Luke Rhinehart se erige así sobre todo y todos. El azar le llevará a convertirse en otras personas según el día de la semana, a ser el mejor padre, el peor, a no hablar, a decir cosas que en realidad no piensa, a hacerse pasar por personas que no son, a utilizar los dados para tratar a sus pacientes e incluso a fundar una secta cuyo único dios sean los dados.

De George Cockcroft poco se sabe. Hay quien ha fundado un club de fans en su honor, quien se ha dedicado a buscarle por todo el mundo o a escribir cartas a su editor para comprobar si de verdad seguía vivo. En una entrevista con el diario británico The Independent hace tres años, el autor de lo que la crítica ha considerado como “una de las novelas más influyentes del siglo XX” decía que en su vida había alternado momentos de Rhinehart y momentos de Cockcroft, pero que en 2010 se cansó del primero y lo “enterró”.

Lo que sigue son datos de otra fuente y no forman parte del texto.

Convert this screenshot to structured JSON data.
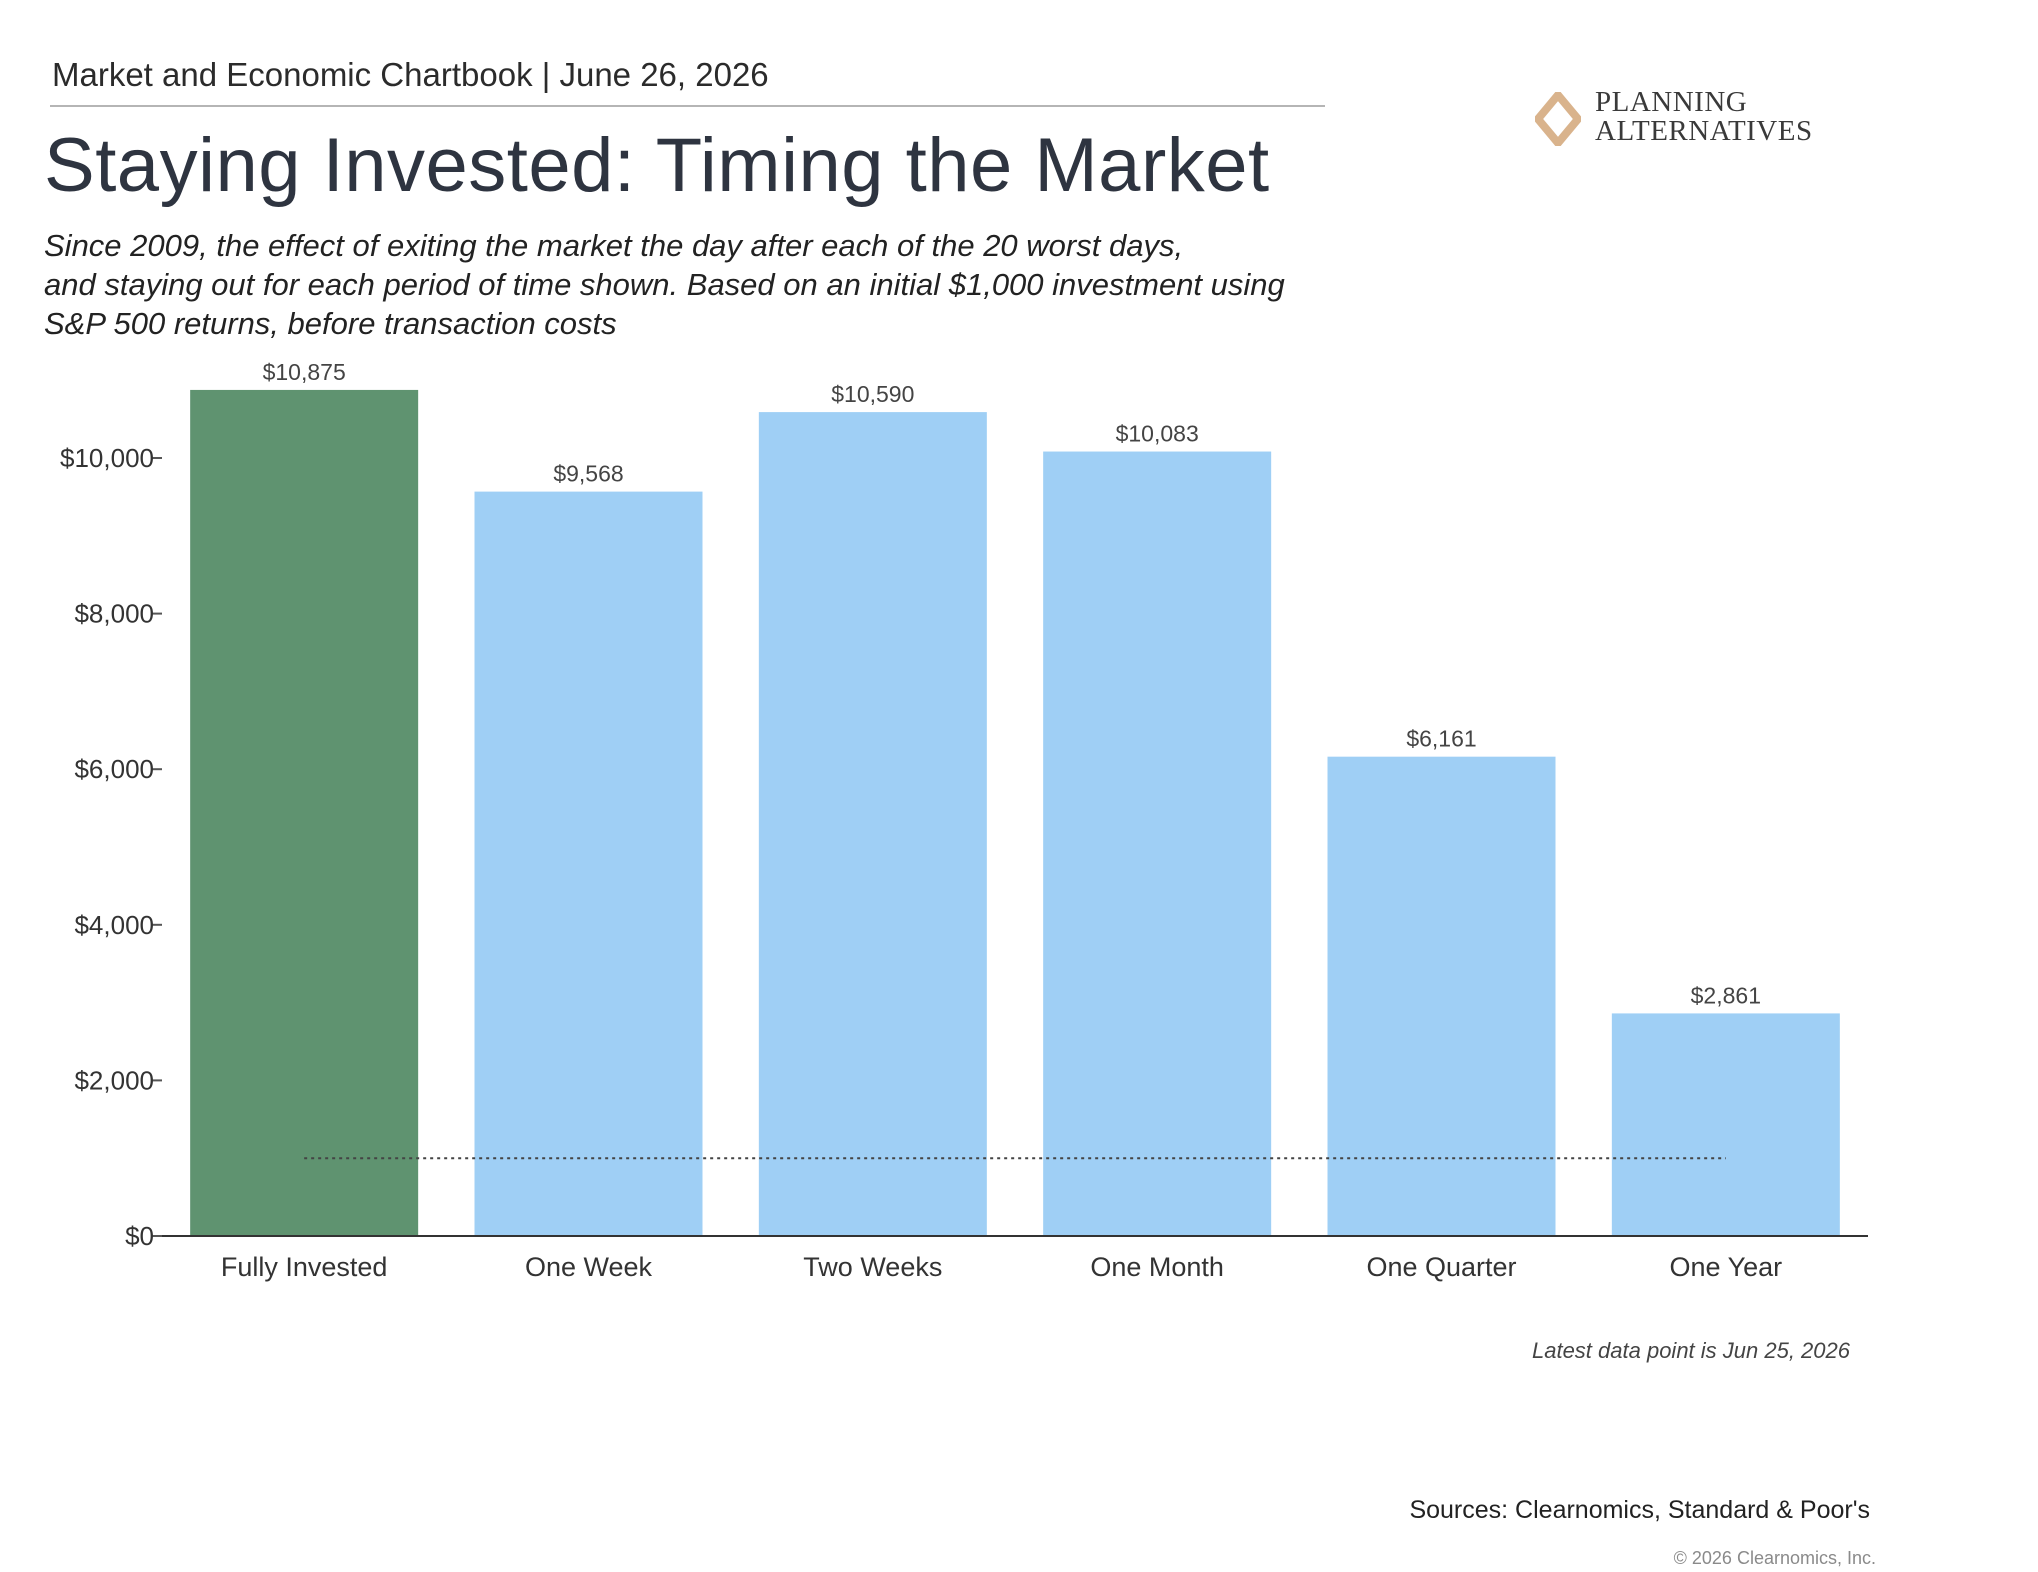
{
  "header": {
    "chartbook": "Market and Economic Chartbook | June 26, 2026"
  },
  "logo": {
    "icon": "diamond-logo-icon",
    "line1": "PLANNING",
    "line2": "ALTERNATIVES",
    "color": "#d9b38c"
  },
  "chart_data": {
    "type": "bar",
    "title": "Staying Invested: Timing the Market",
    "subtitle_lines": [
      "Since 2009, the effect of exiting the market the day after each of the 20 worst days,",
      "and staying out for each period of time shown. Based on an initial $1,000 investment using",
      "S&P 500 returns, before transaction costs"
    ],
    "categories": [
      "Fully Invested",
      "One Week",
      "Two Weeks",
      "One Month",
      "One Quarter",
      "One Year"
    ],
    "values": [
      10875,
      9568,
      10590,
      10083,
      6161,
      2861
    ],
    "value_labels": [
      "$10,875",
      "$9,568",
      "$10,590",
      "$10,083",
      "$6,161",
      "$2,861"
    ],
    "colors": [
      "#5f9370",
      "#9fcff5",
      "#9fcff5",
      "#9fcff5",
      "#9fcff5",
      "#9fcff5"
    ],
    "y_ticks": [
      0,
      2000,
      4000,
      6000,
      8000,
      10000
    ],
    "y_tick_labels": [
      "$0",
      "$2,000",
      "$4,000",
      "$6,000",
      "$8,000",
      "$10,000"
    ],
    "ylim": [
      0,
      11000
    ],
    "reference_line": {
      "value": 1000,
      "style": "dotted"
    },
    "xlabel": "",
    "ylabel": "",
    "grid": false,
    "legend": "none"
  },
  "footer": {
    "latest": "Latest data point is Jun 25, 2026",
    "sources": "Sources: Clearnomics, Standard & Poor's",
    "copyright": "© 2026 Clearnomics, Inc."
  }
}
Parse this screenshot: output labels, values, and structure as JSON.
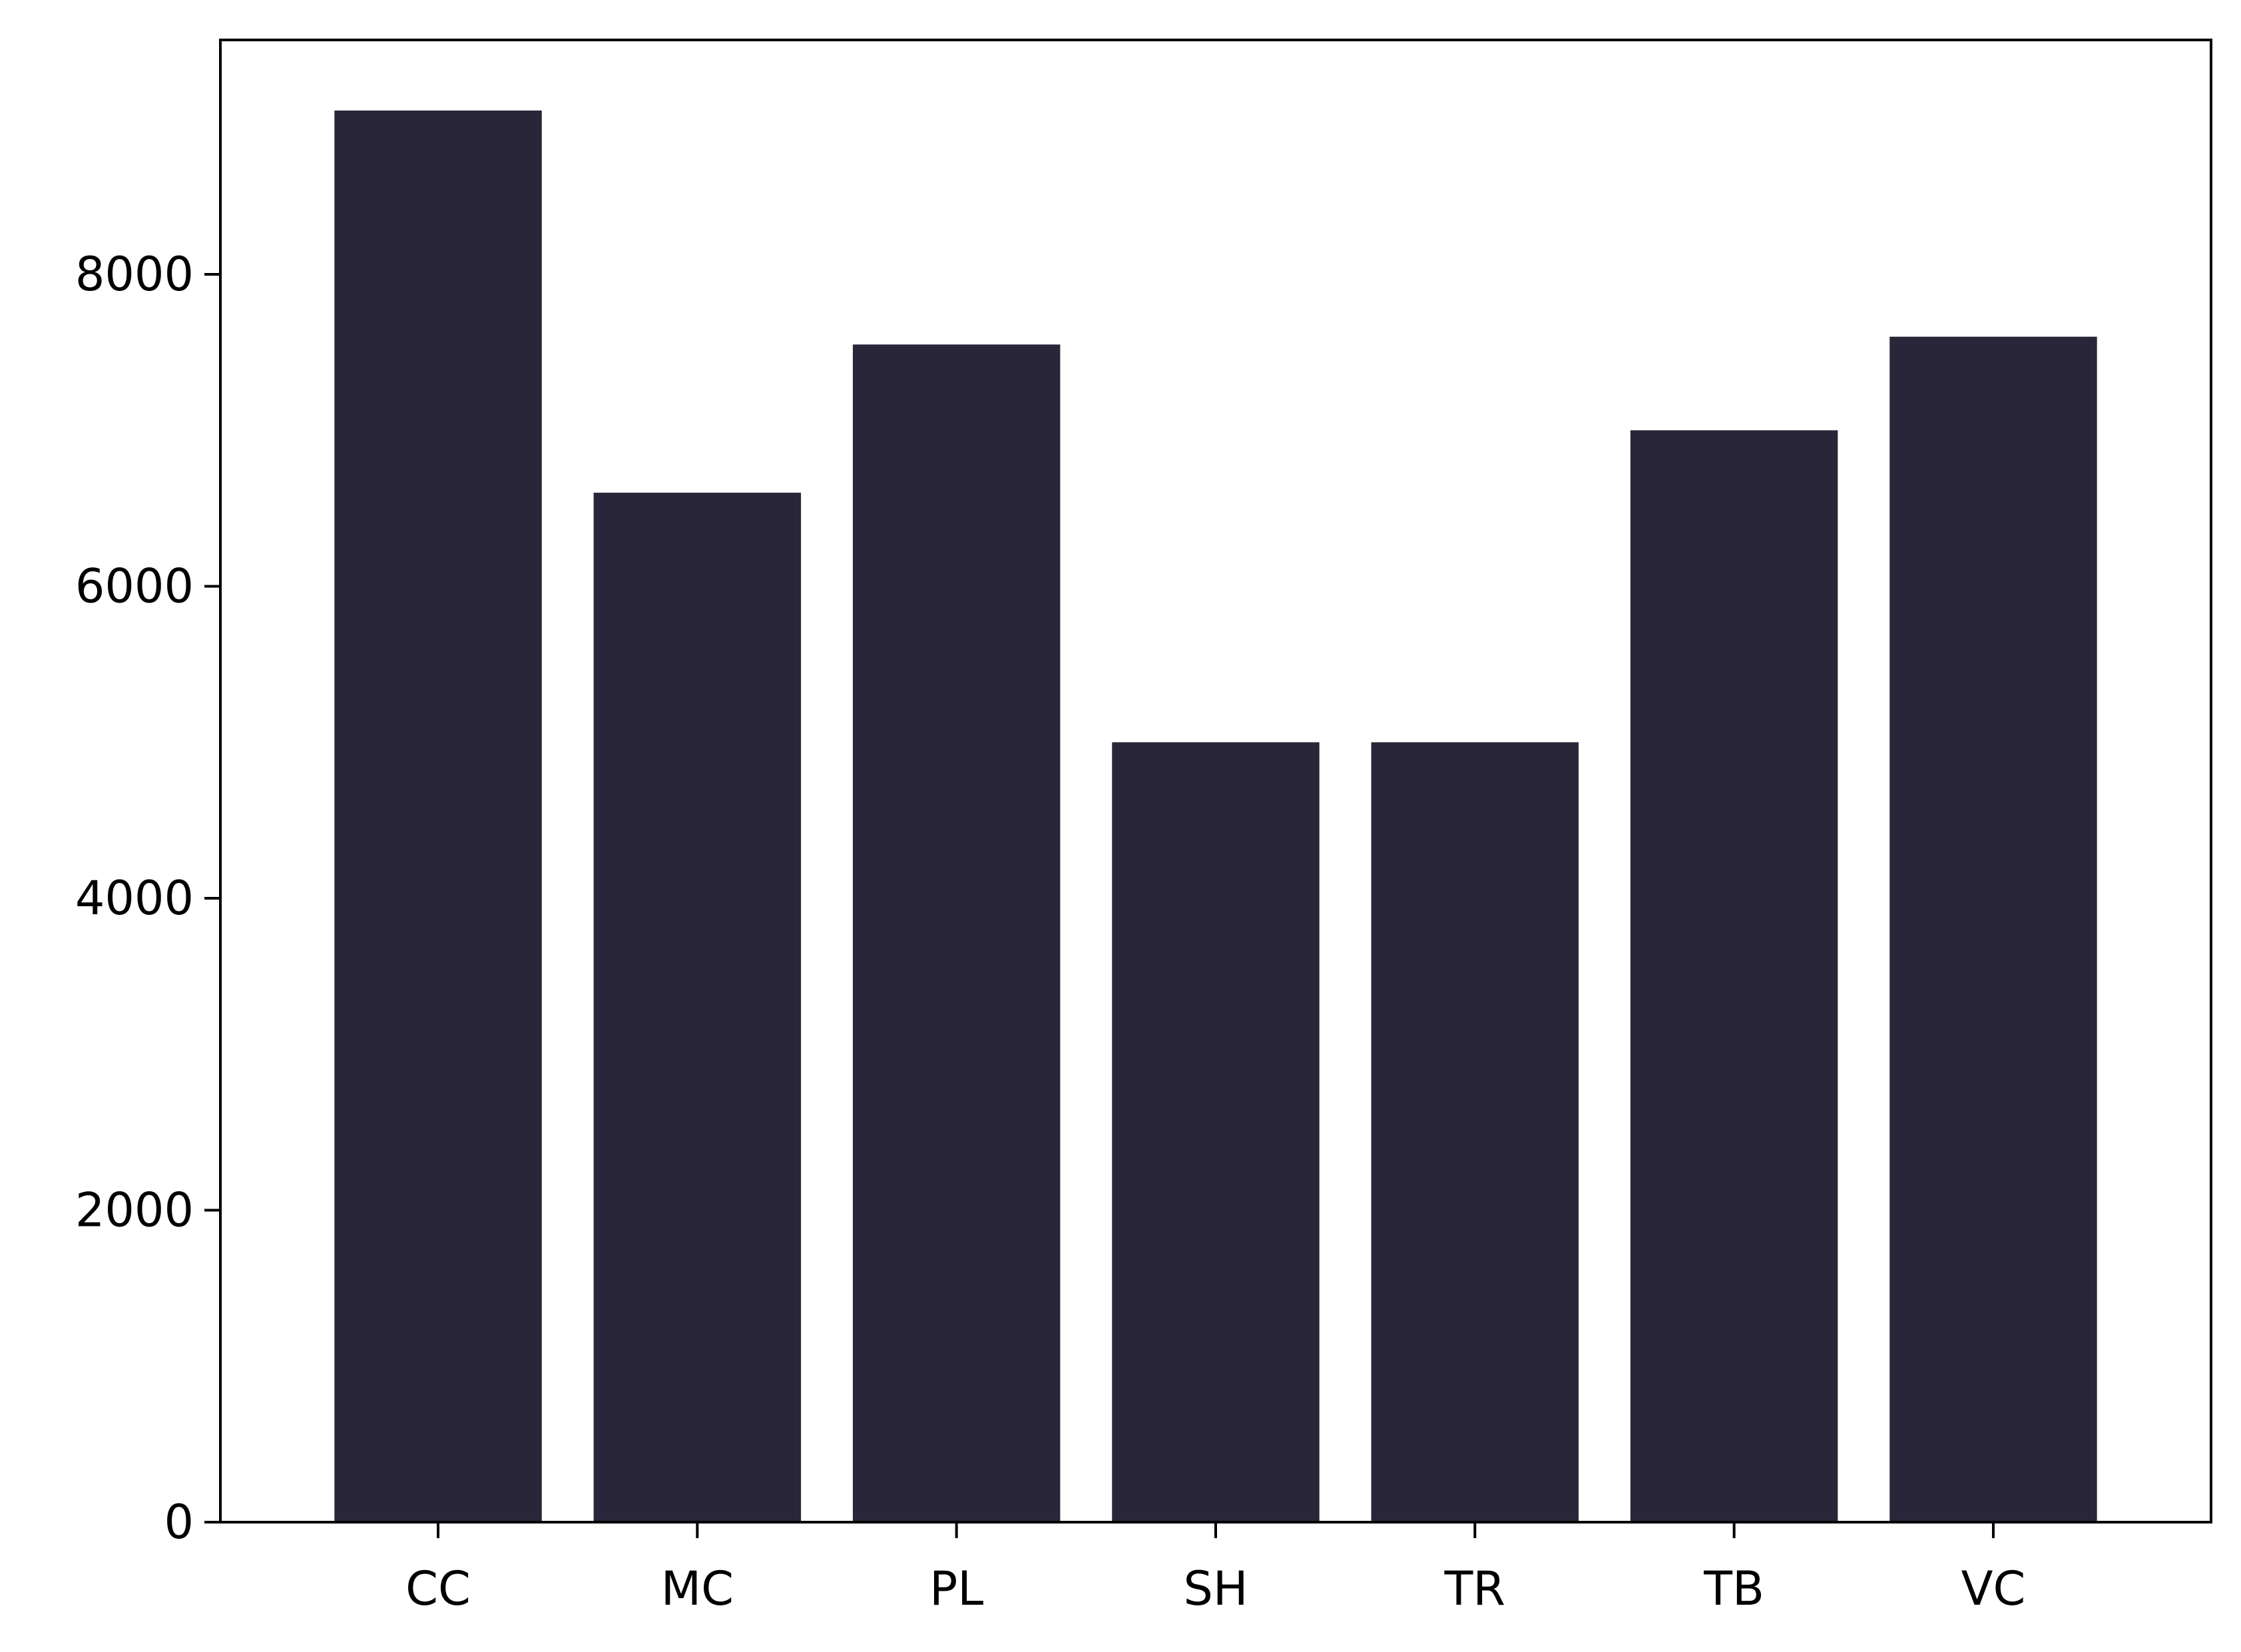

Cuando el periodista del Independent le pregunta por qué escribió el libro, Cockcroft le contesta que precisamente porque le rechinaba en la conciencia la idea de que la libertad quizá no tuviera que ver con tomar cada decisión en base a unos dados. Un pensamiento que inevitablemente le surge tras haber estado usándolos desde que tenía 15 años. No le ha ido mal: ha conseguido vender más de dos millones de ejemplares de su libro. ¿Sería el dado quien le mandó escribirlo?